The Obama administration settled on an 18-month extension when the previous six-year SAFETEA-LU highway funding bill expired on Sept. 30 last year. Oberstar has long pushed to get a new six-year $500 billion bill in its place but said disagreements between the Congress and the White House over how to fund it stalled his efforts.
“I feel that there’s a big hole in our legislative agenda by not having completed that work,” he said. “We’d reported the [new highway] bill from subcommittee by June 2009, but it stalled as Congress and the White House were unable to agree on a financing method.”
Oberstar added that if the executive and legislative branches of the Federal government could come to some agreement on financing issues, he believes a full six-year bill could be passed during the balance of the current 111th Congress.
However, he added, it’s more than likely that a passage of a full six-year highway bill will be a challenge left to his replacement, Rep.
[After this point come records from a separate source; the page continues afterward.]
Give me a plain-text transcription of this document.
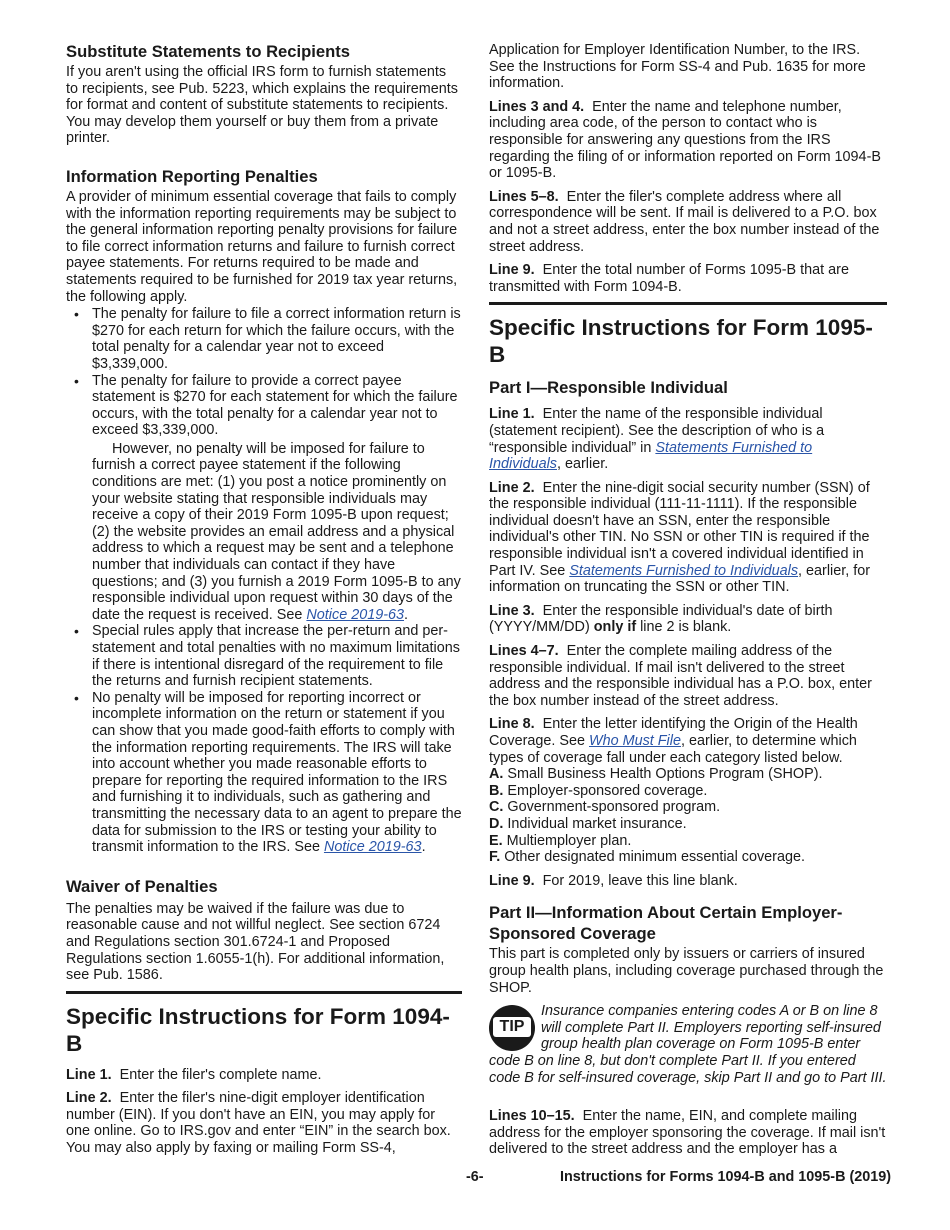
Substitute Statements to Recipients

If you aren't using the official IRS form to furnish statements to recipients, see Pub. 5223, which explains the requirements for format and content of substitute statements to recipients. You may develop them yourself or buy them from a private printer.

Information Reporting Penalties

A provider of minimum essential coverage that fails to comply with the information reporting requirements may be subject to the general information reporting penalty provisions for failure to file correct information returns and failure to furnish correct payee statements. For returns required to be made and statements required to be furnished for 2019 tax year returns, the following apply.

• The penalty for failure to file a correct information return is $270 for each return for which the failure occurs, with the total penalty for a calendar year not to exceed $3,339,000.
• The penalty for failure to provide a correct payee statement is $270 for each statement for which the failure occurs, with the total penalty for a calendar year not to exceed $3,339,000.
However, no penalty will be imposed for failure to furnish a correct payee statement if the following conditions are met: (1) you post a notice prominently on your website stating that responsible individuals may receive a copy of their 2019 Form 1095-B upon request; (2) the website provides an email address and a physical address to which a request may be sent and a telephone number that individuals can contact if they have questions; and (3) you furnish a 2019 Form 1095-B to any responsible individual upon request within 30 days of the date the request is received. See Notice 2019-63.
• Special rules apply that increase the per-return and per-statement and total penalties with no maximum limitations if there is intentional disregard of the requirement to file the returns and furnish recipient statements.
• No penalty will be imposed for reporting incorrect or incomplete information on the return or statement if you can show that you made good-faith efforts to comply with the information reporting requirements. The IRS will take into account whether you made reasonable efforts to prepare for reporting the required information to the IRS and furnishing it to individuals, such as gathering and transmitting the necessary data to an agent to prepare the data for submission to the IRS or testing your ability to transmit information to the IRS. See Notice 2019-63.
Waiver of Penalties

The penalties may be waived if the failure was due to reasonable cause and not willful neglect. See section 6724 and Regulations section 301.6724-1 and Proposed Regulations section 1.6055-1(h). For additional information, see Pub. 1586.

Specific Instructions for Form 1094-B

Line 1. Enter the filer's complete name.

Line 2. Enter the filer's nine-digit employer identification number (EIN). If you don't have an EIN, you may apply for one online. Go to IRS.gov and enter “EIN” in the search box. You may also apply by faxing or mailing Form SS-4,

Application for Employer Identification Number, to the IRS. See the Instructions for Form SS-4 and Pub. 1635 for more information.

Lines 3 and 4. Enter the name and telephone number, including area code, of the person to contact who is responsible for answering any questions from the IRS regarding the filing of or information reported on Form 1094-B or 1095-B.

Lines 5–8. Enter the filer's complete address where all correspondence will be sent. If mail is delivered to a P.O. box and not a street address, enter the box number instead of the street address.

Line 9. Enter the total number of Forms 1095-B that are transmitted with Form 1094-B.

Specific Instructions for Form 1095-B
Part I—Responsible Individual

Line 1. Enter the name of the responsible individual (statement recipient). See the description of who is a “responsible individual” in Statements Furnished to Individuals, earlier.

Line 2. Enter the nine-digit social security number (SSN) of the responsible individual (111-11-1111). If the responsible individual doesn't have an SSN, enter the responsible individual's other TIN. No SSN or other TIN is required if the responsible individual isn't a covered individual identified in Part IV. See Statements Furnished to Individuals, earlier, for information on truncating the SSN or other TIN.

Line 3. Enter the responsible individual's date of birth (YYYY/MM/DD) only if line 2 is blank.

Lines 4–7. Enter the complete mailing address of the responsible individual. If mail isn't delivered to the street address and the responsible individual has a P.O. box, enter the box number instead of the street address.

Line 8. Enter the letter identifying the Origin of the Health Coverage. See Who Must File, earlier, to determine which types of coverage fall under each category listed below.
A. Small Business Health Options Program (SHOP).
B. Employer-sponsored coverage.
C. Government-sponsored program.
D. Individual market insurance.
E. Multiemployer plan.
F. Other designated minimum essential coverage.

Line 9. For 2019, leave this line blank.

Part II—Information About Certain Employer-Sponsored Coverage

This part is completed only by issuers or carriers of insured group health plans, including coverage purchased through the SHOP.

TIP
Insurance companies entering codes A or B on line 8 will complete Part II. Employers reporting self-insured group health plan coverage on Form 1095-B enter code B on line 8, but don't complete Part II. If you entered code B for self-insured coverage, skip Part II and go to Part III.

Lines 10–15. Enter the name, EIN, and complete mailing address for the employer sponsoring the coverage. If mail isn't delivered to the street address and the employer has a

-6-	Instructions for Forms 1094-B and 1095-B (2019)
John L. Mica (R-FL). With the Republican Party winning back control of the House in the mid-term elections earlier this month, Mica is expected to become the next chairman of the transportation committee.
“Moving forward on the funding issue is the ‘Gordian knot’ for surface transportation,” Oberstar said. “If we’d followed the recommendation from the [the National Surface Transportation Infrastructure Financing] commission for a 25-cent per gallon hike in fuel taxes [in 2009] the whole funding issue would have been history.”
Oberstar added that after failing to win re-election, he does not plan to join any lobbying firms, but rather will seek to be involved “more broadly” on transportation policy issues, particularly in terms of transportation safety.